Jones was very good when he got the ball in space last year, quickly shifting into high gear and picking up extra yards, which is reflected in that aforementioned yards per carry figure. His average of 9.35 yards gained after the catch per reception ranked fourth among all NFL running backs. He thinks he can do a better of creating that space in order to make big plays by studying opposing defenses more.
"I think [about it] in terms of knowing what the defense is doing, not just out there running full-speed," said Jones. "In a zone, having to sit down and find that soft spot. In man, actually beating your man and knowing who is covering you. That's another thing that was really helpful about getting in that work in the offseason. With completely different quarterbacks, I can catch any kind of ball – from high school and pee-wee to obviously playing with the best in the game. It's definitely got me ready for this moment."
Jones will hopefully have just one quarterback throwing him the ball in games this season, and it happens to be perhaps the greatest of all time. It also happens to be a quarterback who, in recent seasons in particular, has been very fond of throwing it to running backs, and one in particular. Last year, Brady targeted White 95 times, producing 72 catches and 645 yards, an average of 9.0 yards per reception. In all, Patriots running backs hauled in 121 passes in 2019. White has averaged 63 receptions over the last five years.
Buccaneer running backs combined for 84 catches last year, with Dare Ogunbowale leading the way with 34. The difference in the cast of characters around the quarterbacks in Tampa and New England obviously had something to do the difference in total receptions for the backs, but even if the Bucs' total doesn't go up much in 2020 Jones can still grab a larger share of the targets. And if the Buccaneers do decide to throw more passes to their tailbacks this fall, they've got a quarterback who can make the most out of that plan.
In fact, Brady is already helping Jones become a better receiver out of the backfield.
"He always tells me to get low in my routes and run my routes like I already have the ball," said Jones. "A lot of times I was trying to get a feel for the defense, if it was zone or man. I'm working on getting that pre-snap read and then just exploding through my routes, just finishing. I think that's been what we've been working on now just in the shorts and stuff."
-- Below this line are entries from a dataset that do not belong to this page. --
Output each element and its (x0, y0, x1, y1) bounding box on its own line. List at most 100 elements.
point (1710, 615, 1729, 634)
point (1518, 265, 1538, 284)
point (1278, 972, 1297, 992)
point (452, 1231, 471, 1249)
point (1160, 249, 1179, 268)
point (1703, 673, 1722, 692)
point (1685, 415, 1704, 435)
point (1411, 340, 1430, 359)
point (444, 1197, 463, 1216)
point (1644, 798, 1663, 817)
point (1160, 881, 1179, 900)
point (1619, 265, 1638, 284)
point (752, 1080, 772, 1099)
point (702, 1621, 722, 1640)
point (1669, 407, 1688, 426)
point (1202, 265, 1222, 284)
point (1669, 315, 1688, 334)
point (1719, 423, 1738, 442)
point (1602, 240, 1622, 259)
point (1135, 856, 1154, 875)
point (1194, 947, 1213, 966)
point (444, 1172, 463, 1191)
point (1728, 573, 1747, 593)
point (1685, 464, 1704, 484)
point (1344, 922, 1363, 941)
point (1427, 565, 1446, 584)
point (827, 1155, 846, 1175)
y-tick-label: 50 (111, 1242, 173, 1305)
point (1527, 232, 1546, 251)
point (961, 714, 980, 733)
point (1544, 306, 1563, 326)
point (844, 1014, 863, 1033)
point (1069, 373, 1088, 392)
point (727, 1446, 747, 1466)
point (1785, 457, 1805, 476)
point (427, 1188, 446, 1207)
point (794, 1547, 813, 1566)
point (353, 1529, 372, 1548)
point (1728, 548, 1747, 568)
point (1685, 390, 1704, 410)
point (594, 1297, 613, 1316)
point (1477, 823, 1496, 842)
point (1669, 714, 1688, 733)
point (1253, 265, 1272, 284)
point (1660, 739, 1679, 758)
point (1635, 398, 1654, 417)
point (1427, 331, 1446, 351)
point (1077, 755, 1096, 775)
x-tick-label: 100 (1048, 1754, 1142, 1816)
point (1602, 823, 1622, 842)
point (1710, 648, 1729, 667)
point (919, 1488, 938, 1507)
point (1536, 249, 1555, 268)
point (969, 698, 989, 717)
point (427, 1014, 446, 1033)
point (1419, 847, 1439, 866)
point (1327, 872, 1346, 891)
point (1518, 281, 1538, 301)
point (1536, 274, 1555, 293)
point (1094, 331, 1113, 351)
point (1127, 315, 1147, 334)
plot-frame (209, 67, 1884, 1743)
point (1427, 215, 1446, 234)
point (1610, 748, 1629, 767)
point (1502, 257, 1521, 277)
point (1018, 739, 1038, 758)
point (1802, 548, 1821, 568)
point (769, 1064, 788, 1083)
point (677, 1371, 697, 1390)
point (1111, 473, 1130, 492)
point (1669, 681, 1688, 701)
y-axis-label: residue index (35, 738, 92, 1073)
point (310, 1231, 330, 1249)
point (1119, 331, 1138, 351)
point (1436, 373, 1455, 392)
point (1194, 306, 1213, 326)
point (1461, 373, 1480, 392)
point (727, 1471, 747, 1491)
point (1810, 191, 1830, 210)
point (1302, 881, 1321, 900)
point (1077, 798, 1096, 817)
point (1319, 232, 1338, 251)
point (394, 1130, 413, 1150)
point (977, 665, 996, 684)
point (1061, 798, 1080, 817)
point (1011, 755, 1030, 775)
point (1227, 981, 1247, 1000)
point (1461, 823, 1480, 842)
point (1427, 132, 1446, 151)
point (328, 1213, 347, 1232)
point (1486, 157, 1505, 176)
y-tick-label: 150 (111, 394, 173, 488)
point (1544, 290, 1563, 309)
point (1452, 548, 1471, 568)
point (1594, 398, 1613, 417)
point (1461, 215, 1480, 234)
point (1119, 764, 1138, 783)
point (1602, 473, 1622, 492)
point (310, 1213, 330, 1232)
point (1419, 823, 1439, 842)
Jones acknowledges that he needs to be better in pass protection than he was last year in order to routinely stay on the field for third downs. Ogunbowale got most of his catches on third downs, when the Bucs were clearly intending to throw to someone, and that's because he was the team's most reliable blocker in the backfield. When Jones was rather obviously pulled from one game last December for a missed block, he chose to use it as motivation and as a 'coaching moment.' He is working to become a pass-protector that the coaches can rely on.
"Practice makes perfect," he said, "so that's the goal here.
Practice has certainly made Jones a better pass-catcher, and his numbers last year proved it. Those numbers could be headed north if the efforts to improve his hands, route-running and recognition of defenses produces the desired results.